Note: This information was taken directly from Buffett’s annual report to shareholders for the year 2017. Buffett's Investment Approach
Buffett’s approach to investing is known as value investing. While applying this approach, you will purchase stocks you believe are undervalued by the market. Providing you with an opportunity to profit once the market realizes the true value of the stock.
Buffett’s view on diversification is contrary to popular belief. Buffett applies the focus investing approach when regarding portfolio management. Focus investing is the opposite of diversification. The focus investor believes the highest level of success is attained when funds are invested in a small selection of companies. Whether that is three stocks, or eight. Generally, the focus investor will not include more than eight stocks in their portfolio. For more information on focus investing,click here. Buffett's Mentors
Warren Buffett’s most often credited intellectual influences are Benjamin Graham, Phillip Fisher and Charlie Munger. Warren Buffett’s investment strategy is generally viewed as a synergy of the investors’ strategies.

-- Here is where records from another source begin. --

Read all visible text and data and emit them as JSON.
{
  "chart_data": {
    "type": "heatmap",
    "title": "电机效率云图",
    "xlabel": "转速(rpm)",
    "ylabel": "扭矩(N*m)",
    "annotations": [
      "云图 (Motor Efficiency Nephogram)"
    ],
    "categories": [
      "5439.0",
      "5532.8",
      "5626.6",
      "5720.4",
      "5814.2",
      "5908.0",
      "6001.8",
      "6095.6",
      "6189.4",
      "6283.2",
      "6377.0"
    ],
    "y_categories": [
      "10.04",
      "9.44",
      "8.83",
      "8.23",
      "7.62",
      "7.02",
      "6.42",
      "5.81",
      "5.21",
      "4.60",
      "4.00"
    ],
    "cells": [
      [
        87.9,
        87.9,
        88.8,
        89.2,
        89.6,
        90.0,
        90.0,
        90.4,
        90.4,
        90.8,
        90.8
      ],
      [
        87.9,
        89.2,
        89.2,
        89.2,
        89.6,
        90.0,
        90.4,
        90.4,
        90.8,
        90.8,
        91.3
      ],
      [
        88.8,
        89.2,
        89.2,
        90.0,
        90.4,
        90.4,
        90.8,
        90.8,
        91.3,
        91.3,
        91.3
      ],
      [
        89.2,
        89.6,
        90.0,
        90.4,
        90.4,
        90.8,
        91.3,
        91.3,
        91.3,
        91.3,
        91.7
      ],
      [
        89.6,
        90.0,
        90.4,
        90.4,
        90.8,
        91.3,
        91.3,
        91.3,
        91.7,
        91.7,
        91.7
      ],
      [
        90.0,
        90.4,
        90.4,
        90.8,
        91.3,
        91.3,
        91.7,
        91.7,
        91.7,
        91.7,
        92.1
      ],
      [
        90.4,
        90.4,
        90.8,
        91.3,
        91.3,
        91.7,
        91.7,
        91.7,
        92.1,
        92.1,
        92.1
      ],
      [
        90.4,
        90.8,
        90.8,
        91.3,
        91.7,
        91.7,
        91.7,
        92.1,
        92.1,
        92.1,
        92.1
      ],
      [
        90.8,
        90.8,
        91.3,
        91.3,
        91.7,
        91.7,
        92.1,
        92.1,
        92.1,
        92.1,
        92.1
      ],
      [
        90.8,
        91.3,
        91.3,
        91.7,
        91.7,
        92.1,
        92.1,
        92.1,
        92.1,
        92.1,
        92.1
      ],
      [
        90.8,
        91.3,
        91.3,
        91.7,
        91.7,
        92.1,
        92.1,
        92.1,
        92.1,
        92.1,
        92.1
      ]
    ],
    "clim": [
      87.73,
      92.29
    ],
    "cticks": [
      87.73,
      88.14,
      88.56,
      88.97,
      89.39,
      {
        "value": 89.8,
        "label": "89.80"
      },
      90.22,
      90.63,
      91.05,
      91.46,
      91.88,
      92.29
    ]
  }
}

Benjamin Graham is known as “The father of value investing” and provided Warren with an in depth understanding of this approach. To quote Warren Buffett, “To me, Ben Graham was far more than an author or a teacher. More than any other man except my father, he influenced my life. Warren E. Buffett (1973) in the preface to the Fourth Edition of “The Intelligent Investor: The Definitive Book on Value Investing” Phillip A. Fisher had a contrasting approach. He would often talk to customers, former employees, executives and even employees of competing companies, to gain a better insight into a company before making an investment. Fisher believed that to be successful, the investor could generate superior profits by a) investing in companies with above average potential and b) purchasing stocks in companies with superior and able management. Lastly, we have Charlie Munger, Munger is the vice chairmen at Berkshire Hathaway and has held the position since 1978. When Munger arrived at Berkshire he brought not only financial judgement, but also the foundation of business law. This was an intellectual perspective that differed to Buffett’s. Munger’s famous influence on Buffett was persuading him to avoid purchasing average companies at bargain prices, and instead purchase great companies at average prices. This change in perspective is what led Buffett from a strict bargain investor to a true value investor. Buffett's Net Worth
At the time of writing, Warren Buffett was worth $US 84.7 Billion ($AU 116.1 Billion).